Мы, Мигель Мартинес. Испания (СИ) - Тарханов Влад. Страница 4
— Но это скорее результат военных действий. А не революционного движения в этих странах.
— А ты считаешь, что социализм должен прийти в страны только путем вооруженного восстания, насильственного захвата власти? Есть и другие методы. Вот, в Польше прошли выборы и к власти пришла Польская рабочая партия — коммунисты, пусть и в блоке с социалистами, но они на первых ролях. В ГДР выборы будут буквально на католическое Рождество, перед Новым годом, там, по всем данным коммунисты вообще самостоятельно сформируют правительство. Чем это плохо?
— Очень медленно, милый! Очень медленно!
— Это мнение только твое, или еще и других товарищей из Коминтерна?
— Не только моё, так многие думают. Говорить бояться, только между собой.

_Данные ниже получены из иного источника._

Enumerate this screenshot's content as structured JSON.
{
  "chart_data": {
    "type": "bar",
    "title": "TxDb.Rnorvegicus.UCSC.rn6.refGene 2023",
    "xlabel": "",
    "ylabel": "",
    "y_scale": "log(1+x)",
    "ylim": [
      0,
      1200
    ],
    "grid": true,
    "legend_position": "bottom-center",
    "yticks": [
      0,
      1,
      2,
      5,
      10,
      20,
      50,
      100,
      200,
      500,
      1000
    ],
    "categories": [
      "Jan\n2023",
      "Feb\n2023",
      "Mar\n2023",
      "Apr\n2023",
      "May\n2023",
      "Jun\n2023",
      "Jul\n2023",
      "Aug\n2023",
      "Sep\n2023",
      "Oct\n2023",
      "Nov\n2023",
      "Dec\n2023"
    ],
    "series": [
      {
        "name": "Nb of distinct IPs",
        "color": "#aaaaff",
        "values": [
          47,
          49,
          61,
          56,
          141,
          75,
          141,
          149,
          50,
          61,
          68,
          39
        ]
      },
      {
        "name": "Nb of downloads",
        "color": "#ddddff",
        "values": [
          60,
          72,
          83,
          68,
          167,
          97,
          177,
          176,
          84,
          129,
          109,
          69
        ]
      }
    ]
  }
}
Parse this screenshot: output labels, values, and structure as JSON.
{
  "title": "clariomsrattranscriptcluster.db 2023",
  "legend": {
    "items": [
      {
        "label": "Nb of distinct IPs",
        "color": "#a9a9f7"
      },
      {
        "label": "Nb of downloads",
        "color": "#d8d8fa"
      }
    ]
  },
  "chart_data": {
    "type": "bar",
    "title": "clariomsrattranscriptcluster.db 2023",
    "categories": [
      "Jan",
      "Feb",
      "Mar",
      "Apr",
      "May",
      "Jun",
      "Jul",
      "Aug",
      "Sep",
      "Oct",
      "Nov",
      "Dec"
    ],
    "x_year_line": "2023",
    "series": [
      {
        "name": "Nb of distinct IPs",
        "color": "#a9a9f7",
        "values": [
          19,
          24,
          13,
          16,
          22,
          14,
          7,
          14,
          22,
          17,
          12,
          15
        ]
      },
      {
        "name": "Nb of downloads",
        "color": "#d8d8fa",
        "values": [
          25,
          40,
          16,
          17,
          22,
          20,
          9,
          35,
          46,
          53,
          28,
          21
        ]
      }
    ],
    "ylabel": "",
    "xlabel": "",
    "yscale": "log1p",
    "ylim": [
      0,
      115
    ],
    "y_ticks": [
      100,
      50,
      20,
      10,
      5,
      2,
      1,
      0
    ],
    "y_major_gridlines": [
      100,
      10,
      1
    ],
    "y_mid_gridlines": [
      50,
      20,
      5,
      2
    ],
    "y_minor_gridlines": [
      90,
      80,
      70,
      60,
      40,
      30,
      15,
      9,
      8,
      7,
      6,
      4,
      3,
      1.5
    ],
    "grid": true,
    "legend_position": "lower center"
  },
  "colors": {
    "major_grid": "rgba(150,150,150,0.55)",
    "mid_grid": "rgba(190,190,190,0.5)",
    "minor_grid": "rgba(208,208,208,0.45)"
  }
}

— Лучше бы и между собой не болтали лишнего. Понимаешь, меня удивляет, как это Коминтерн и его товарищи не учатся на своих же ошибках. Когда в СССР большевики пришли к власти, они потратили огромные средства — в валюте, золоте, драгоценностях на то, чтобы раздуть пожар мировой революции. Но в странах Европы революционная ситуация не назрела настолько, чтобы эти попытки оказались удачными. А, самое главное, не было экономической базы для неё. Да, деньги у буржуазии изъяли и отправляли за границу страны, но для революционных армий необходимо снабжение оружием и боеприпасами. Это раз! И правильная идеология. Это два! А мы спешили! Вот это и есть троцкизм — готовить революцию там, где для нее нет условий, фактически, делать ее на штыках, не имея программы преобразований. Только гений Ленина позволил буквально на ходу, на коленке, создать теорию построения социалистического государства. Мы сделали много ошибок, но тем не менее, мы прекрасно понимаем, что мировой капитал не даст нам длительной передышки. Он готовит новую войну против нас. Значит, нам нужно стать экономически мощным государством, тогда будут и средства для мировой революции. И Сталин подходит к распространению социализма не как Троцкий, который был готов броситься в атаку, не позаботившись о тылах. Стратегия Сталина — это обеспечение экономического, политического тыла мировой революции и социализма. Это не соглашательство, не отступление от идей коммунизма. Это планомерное движение вперед, дорогая!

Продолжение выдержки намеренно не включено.